A unique prairie species, black-footed ferrets are the only ferret species native to North America. After being declared globally extinct, a curious ranch dog caught a ferret near Meeteetse, Wyoming in 1981. It was then that a small population of black-footed ferrets was discovered. After nearly being wiped out by disease, the decision was made to capture the remaining 18 individuals for a captive breeding and recovery program, with the hopes of once again returning this species back to their original prairie habitat.
The last black-footed ferret was seen in Canada in the late 1930’s near the Frenchman River in Saskatchewan. For nearly 75 years, this charismatic carnivore has been absent from the Canadian prairies. Black footed ferrets have been successfully reintroduced into several US states and Mexico but are still considered endangered. Recovering black-footed ferrets in Canada will contribute to North American ferret conservation efforts by re-establishing a wild-functioning ferret population at the northern edge of the species distribution area in Grasslands National Park, Saskatchewan.

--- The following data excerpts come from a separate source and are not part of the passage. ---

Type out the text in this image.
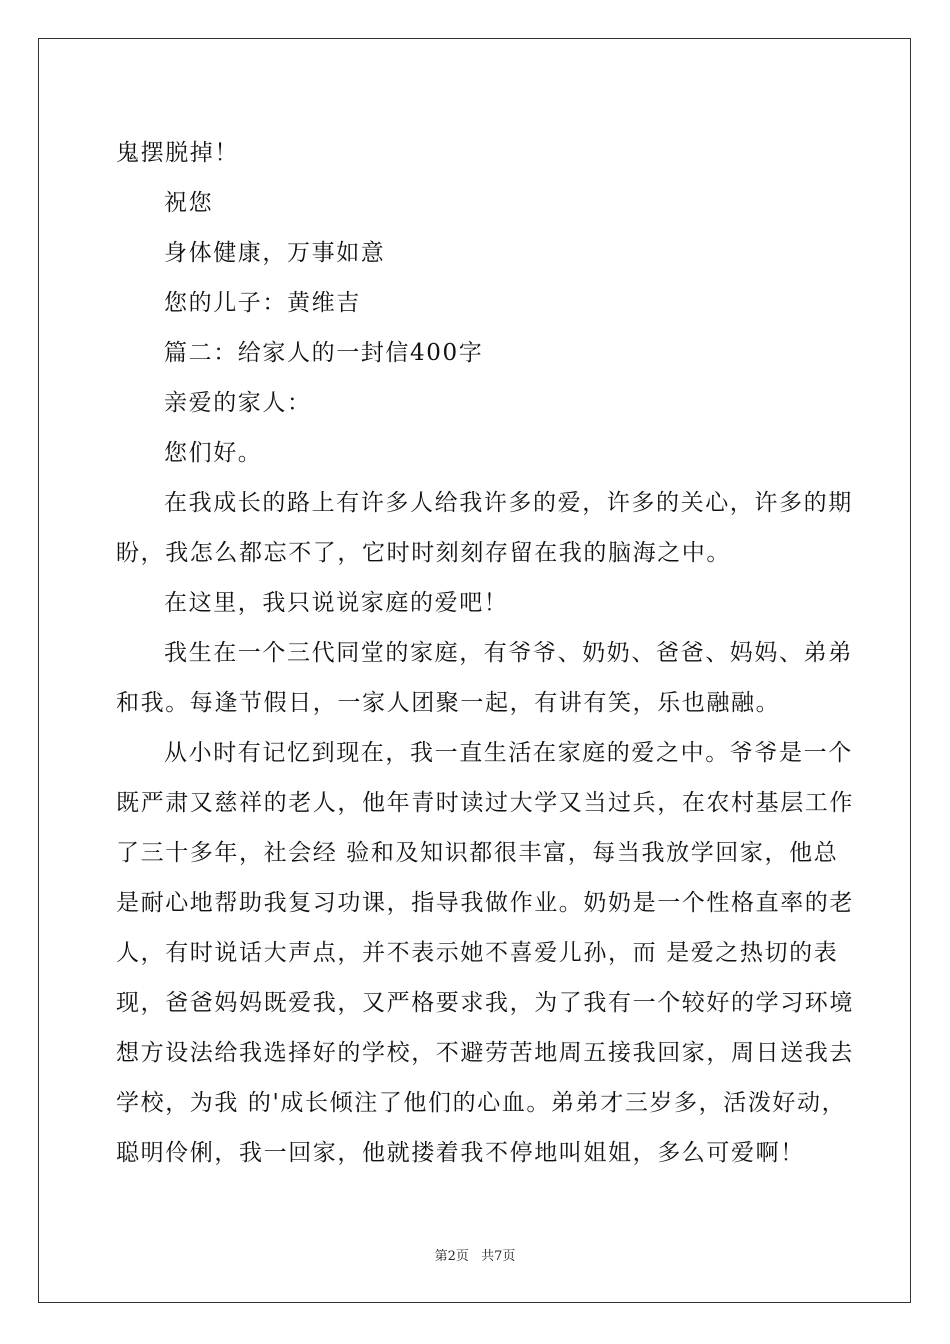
鬼摆脱掉！
祝您
身体健康，万事如意
您的儿子：黄维吉
篇二：给家人的一封信400字
亲爱的家人：
您们好。
在我成长的路上有许多人给我许多的爱，许多的关心，许多的期
盼，我怎么都忘不了，它时时刻刻存留在我的脑海之中。
在这里，我只说说家庭的爱吧！
我生在一个三代同堂的家庭，有爷爷、奶奶、爸爸、妈妈、弟弟
和我。每逢节假日，一家人团聚一起，有讲有笑，乐也融融。
从小时有记忆到现在，我一直生活在家庭的爱之中。爷爷是一个
既严肃又慈祥的老人，他年青时读过大学又当过兵，在农村基层工作
了三十多年，社会经 验和及知识都很丰富，每当我放学回家，他总
是耐心地帮助我复习功课，指导我做作业。奶奶是一个性格直率的老
人，有时说话大声点，并不表示她不喜爱儿孙，而 是爱之热切的表
现，爸爸妈妈既爱我，又严格要求我，为了我有一个较好的学习环境
想方设法给我选择好的学校，不避劳苦地周五接我回家，周日送我去
学校，为我 的'成长倾注了他们的心血。弟弟才三岁多，活泼好动，
聪明伶俐，我一回家，他就搂着我不停地叫姐姐，多么可爱啊！
第2页 共7页
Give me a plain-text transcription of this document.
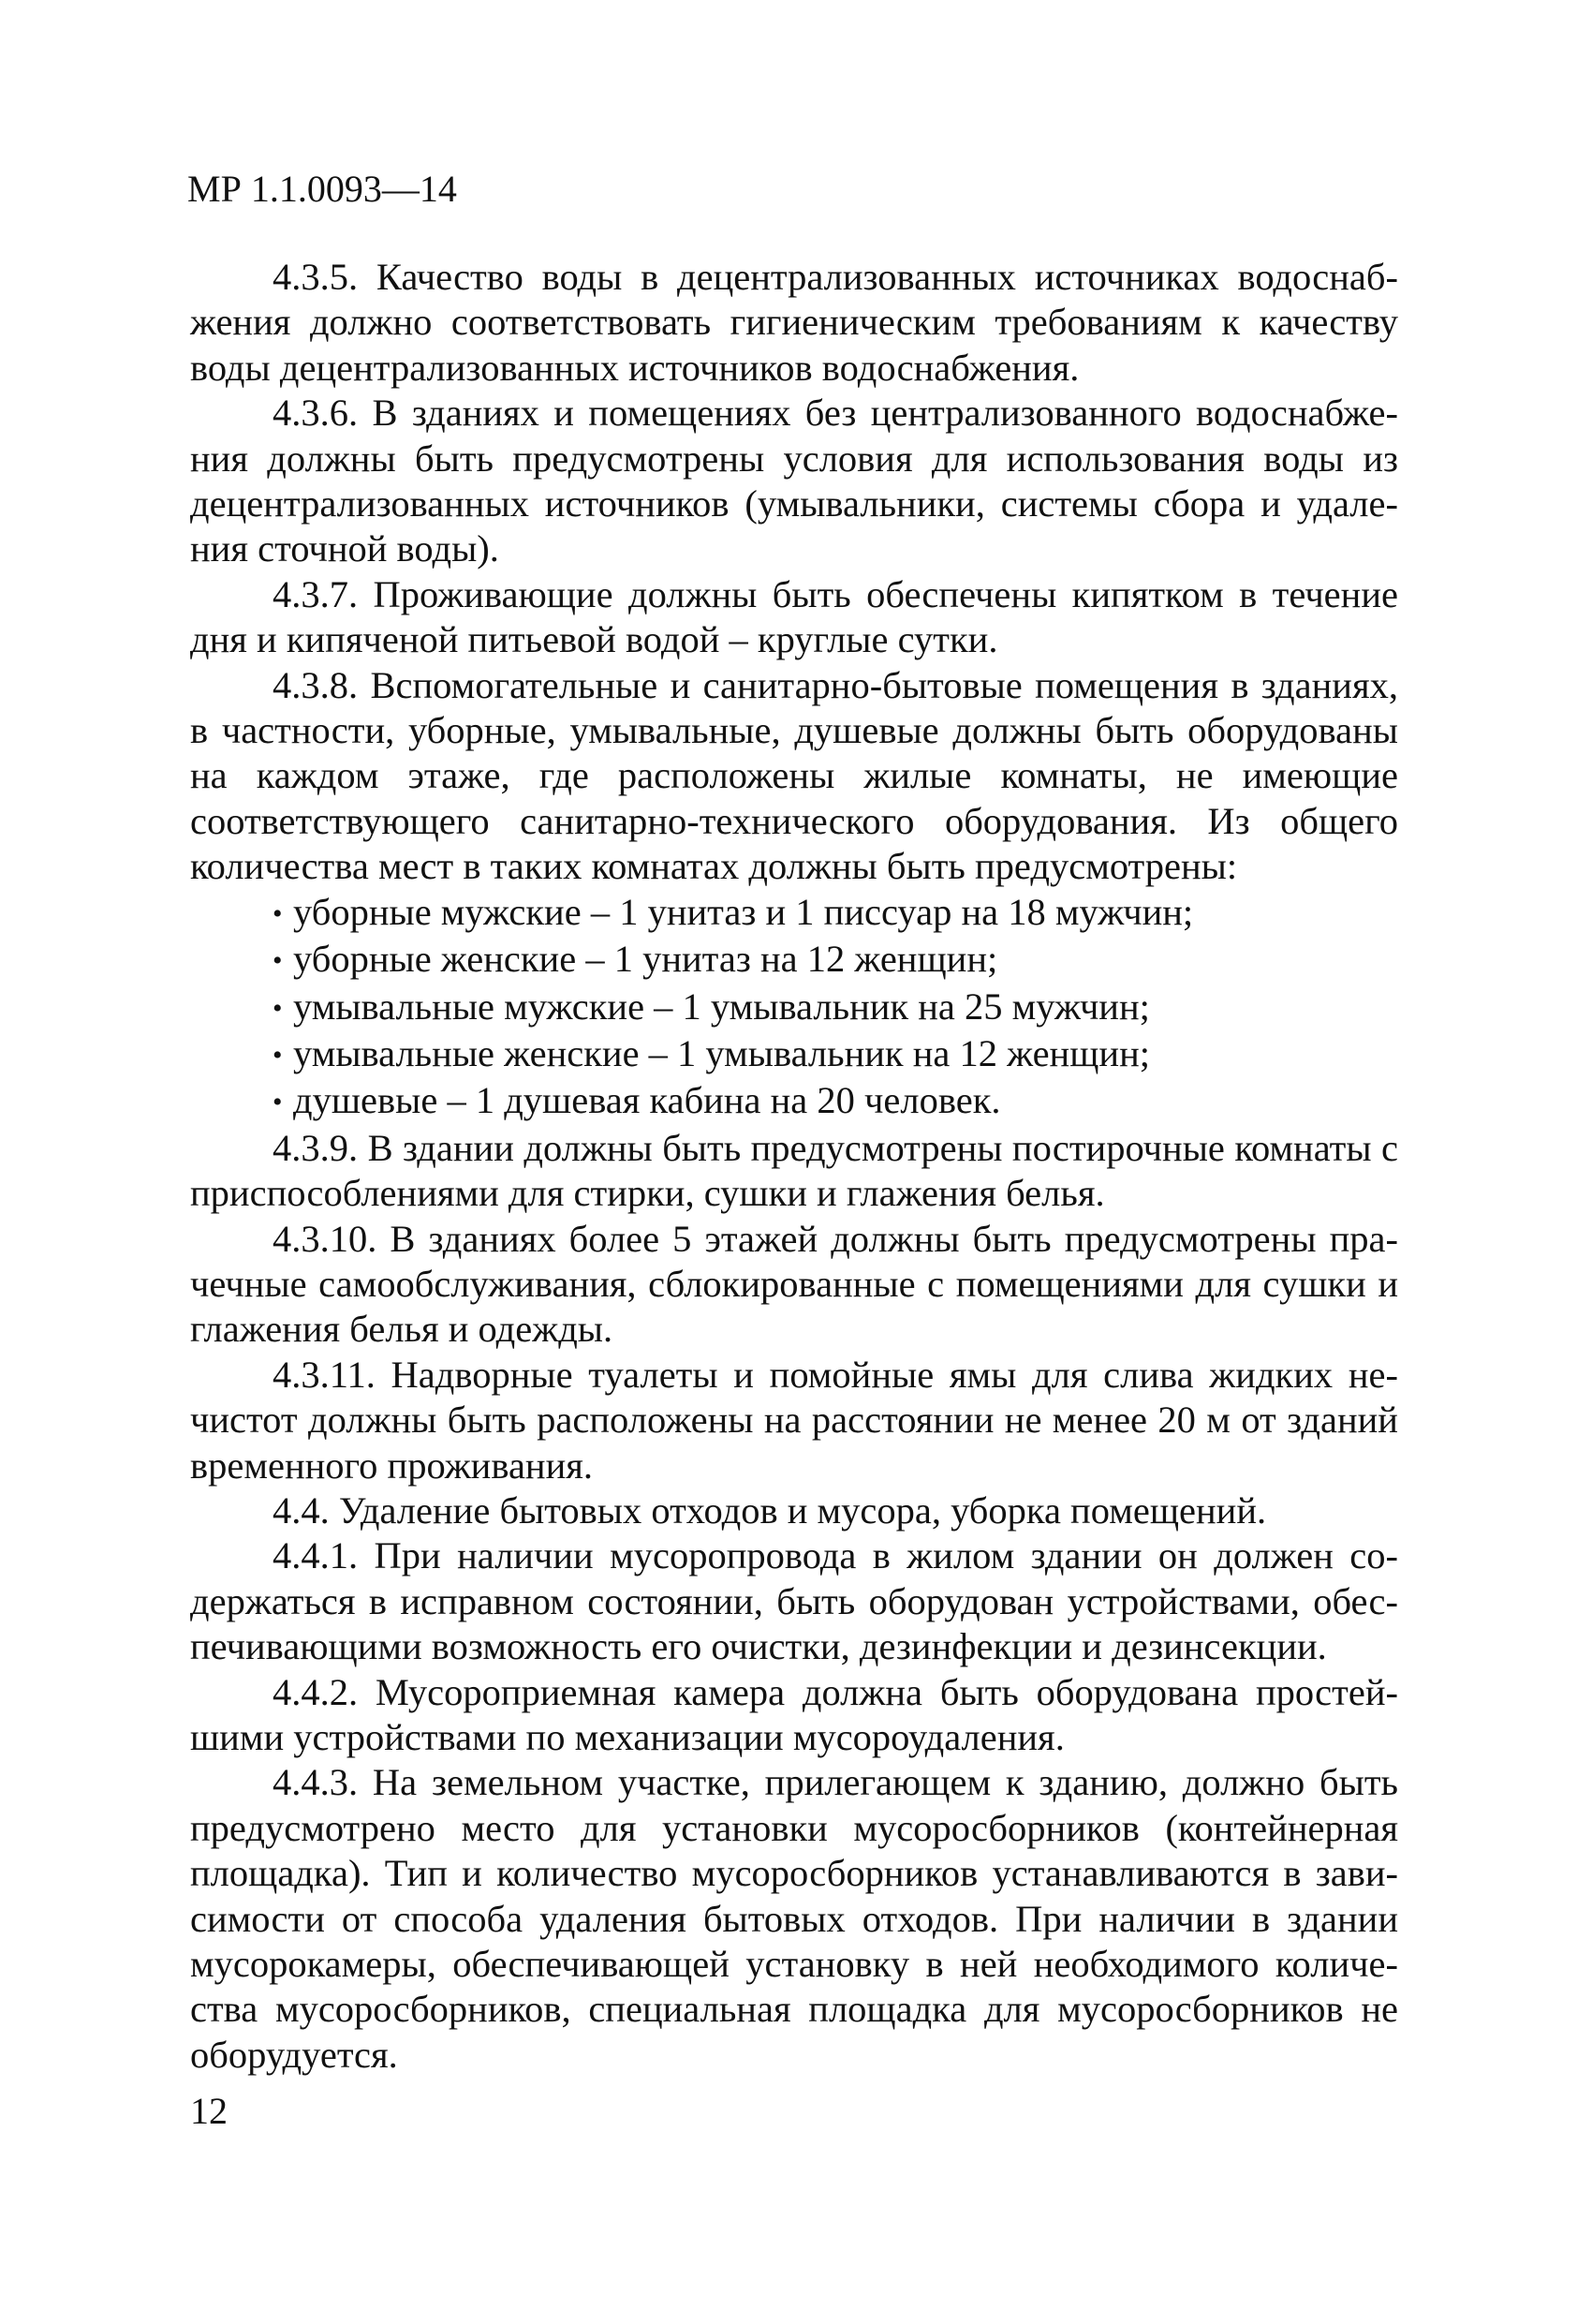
МР 1.1.0093—14

4.3.5. Качество воды в децентрализованных источниках водоснабжения должно соответствовать гигиеническим требованиям к качеству воды децентрализованных источников водоснабжения.

4.3.6. В зданиях и помещениях без централизованного водоснабжения должны быть предусмотрены условия для использования воды из децентрализованных источников (умывальники, системы сбора и удаления сточной воды).

4.3.7. Проживающие должны быть обеспечены кипятком в течение дня и кипяченой питьевой водой – круглые сутки.

4.3.8. Вспомогательные и санитарно-бытовые помещения в зданиях, в частности, уборные, умывальные, душевые должны быть оборудованы на каждом этаже, где расположены жилые комнаты, не имеющие соответствующего санитарно-технического оборудования. Из общего количества мест в таких комнатах должны быть предусмотрены:

• уборные мужские – 1 унитаз и 1 писсуар на 18 мужчин;
• уборные женские – 1 унитаз на 12 женщин;
• умывальные мужские – 1 умывальник на 25 мужчин;
• умывальные женские – 1 умывальник на 12 женщин;
• душевые – 1 душевая кабина на 20 человек.

4.3.9. В здании должны быть предусмотрены постирочные комнаты с приспособлениями для стирки, сушки и глажения белья.

4.3.10. В зданиях более 5 этажей должны быть предусмотрены прачечные самообслуживания, сблокированные с помещениями для сушки и глажения белья и одежды.

4.3.11. Надворные туалеты и помойные ямы для слива жидких нечистот должны быть расположены на расстоянии не менее 20 м от зданий временного проживания.

4.4. Удаление бытовых отходов и мусора, уборка помещений.

4.4.1. При наличии мусоропровода в жилом здании он должен содержаться в исправном состоянии, быть оборудован устройствами, обеспечивающими возможность его очистки, дезинфекции и дезинсекции.

4.4.2. Мусороприемная камера должна быть оборудована простейшими устройствами по механизации мусороудаления.

4.4.3. На земельном участке, прилегающем к зданию, должно быть предусмотрено место для установки мусоросборников (контейнерная площадка). Тип и количество мусоросборников устанавливаются в зависимости от способа удаления бытовых отходов. При наличии в здании мусорокамеры, обеспечивающей установку в ней необходимого количества мусоросборников, специальная площадка для мусоросборников не оборудуется.

12
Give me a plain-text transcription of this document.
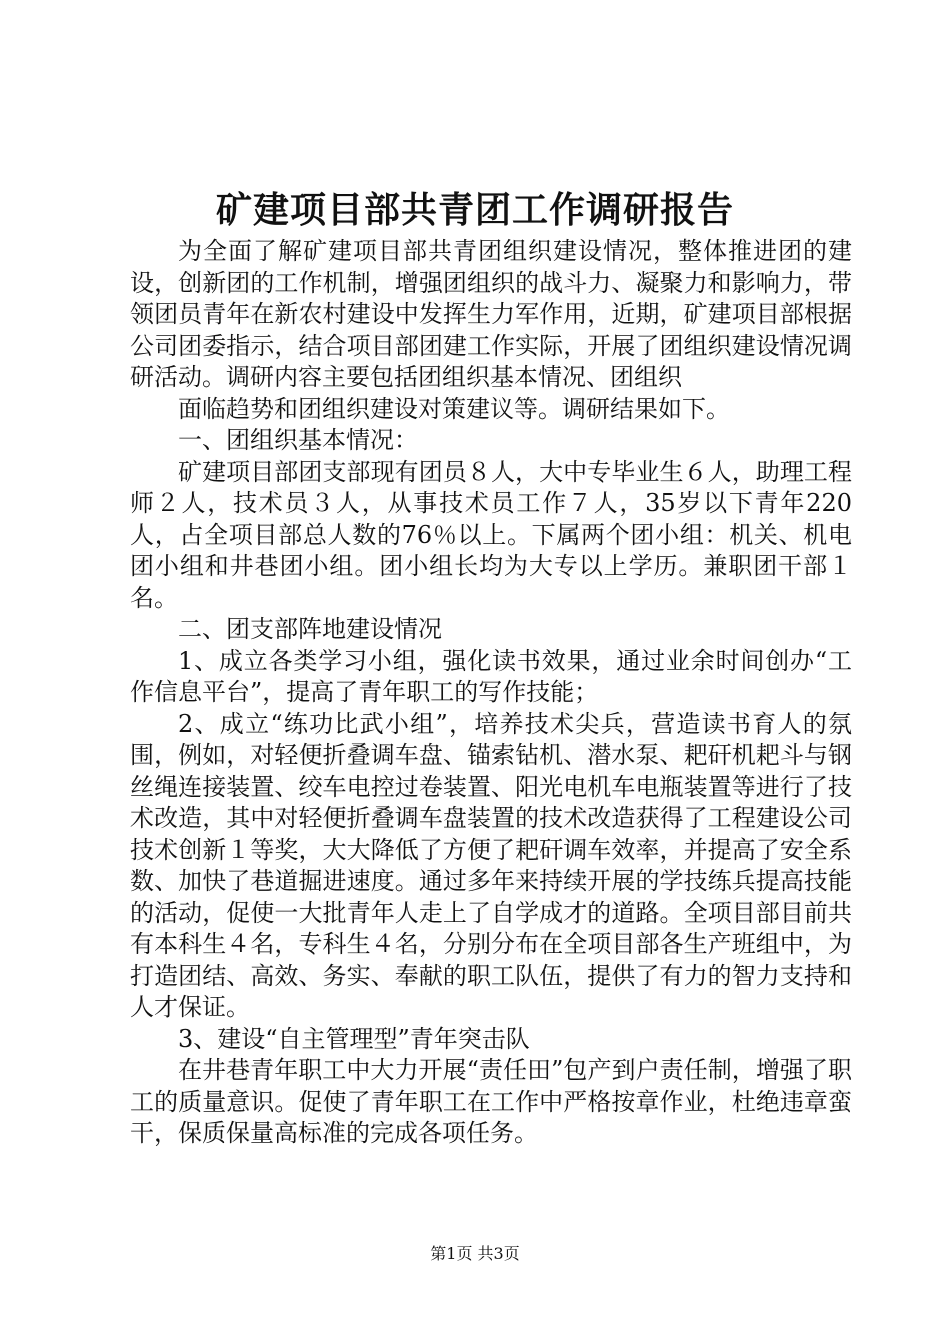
矿建项目部共青团工作调研报告

为全面了解矿建项目部共青团组织建设情况，整体推进团的建设，创新团的工作机制，增强团组织的战斗力、凝聚力和影响力，带领团员青年在新农村建设中发挥生力军作用，近期，矿建项目部根据公司团委指示，结合项目部团建工作实际，开展了团组织建设情况调研活动。调研内容主要包括团组织基本情况、团组织

面临趋势和团组织建设对策建议等。调研结果如下。

一、团组织基本情况：

矿建项目部团支部现有团员８人，大中专毕业生６人，助理工程师２人，技术员３人，从事技术员工作７人，35岁以下青年220人，占全项目部总人数的76％以上。下属两个团小组：机关、机电团小组和井巷团小组。团小组长均为大专以上学历。兼职团干部１名。

二、团支部阵地建设情况

1、成立各类学习小组，强化读书效果，通过业余时间创办“工作信息平台”，提高了青年职工的写作技能；

2、成立“练功比武小组”，培养技术尖兵，营造读书育人的氛围，例如，对轻便折叠调车盘、锚索钻机、潜水泵、耙矸机耙斗与钢丝绳连接装置、绞车电控过卷装置、阳光电机车电瓶装置等进行了技术改造，其中对轻便折叠调车盘装置的技术改造获得了工程建设公司技术创新１等奖，大大降低了方便了耙矸调车效率，并提高了安全系数、加快了巷道掘进速度。通过多年来持续开展的学技练兵提高技能的活动，促使一大批青年人走上了自学成才的道路。全项目部目前共有本科生４名，专科生４名，分别分布在全项目部各生产班组中，为打造团结、高效、务实、奉献的职工队伍，提供了有力的智力支持和人才保证。

3、建设“自主管理型”青年突击队

在井巷青年职工中大力开展“责任田”包产到户责任制，增强了职工的质量意识。促使了青年职工在工作中严格按章作业，杜绝违章蛮干，保质保量高标准的完成各项任务。

第1页 共3页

Why Grasslands National Park? Black-footed ferrets were once found on the Canadian prairies living in close association with black-tailed prairie dogs, the ferrets' main prey. They are heavily dependent on black-tailed prairie dogs, which make up almost 90% of the ferrets' diet. Since Grasslands National Park contains the only black-tailed prairie dog population in Canada and is a stronghold for native prairie habitat, it is a prime location to host the Canadian return of the black-footed ferret. Habitat loss is considered the primary cause of the initial decline of the black-footed ferret, and remains to this day one of the most significant factors influencing the size of the black-footed ferret population.
What remains of the black-footed ferret’s grassland habitat is also shrinking and becoming more fragmented as agricultural and industrial developments spread across the landscape. As a result of low genetic diversity, the black-footed ferret population is also extremely susceptible to certain diseases, such as canine distemper and sylvatic plague. Although some of these diseases are not usually considered serious, all of them have the potential to significantly undermine the recovery of the species.
Now on October 2nd, 2009, black-footed ferrets have once again set their paws on Canadian soil. The effort to bring the black-footed ferret to Canada has been tremendous and has taken years of planning and research. The Partners in this effort include Parks Canada, Calgary Zoo, US Fish and Wildlife, Toronto Zoo, World Wildlife Fund, Agriculture and Agri-Food Canada, Environment Canada and Saskatchewan Ministry of Environment.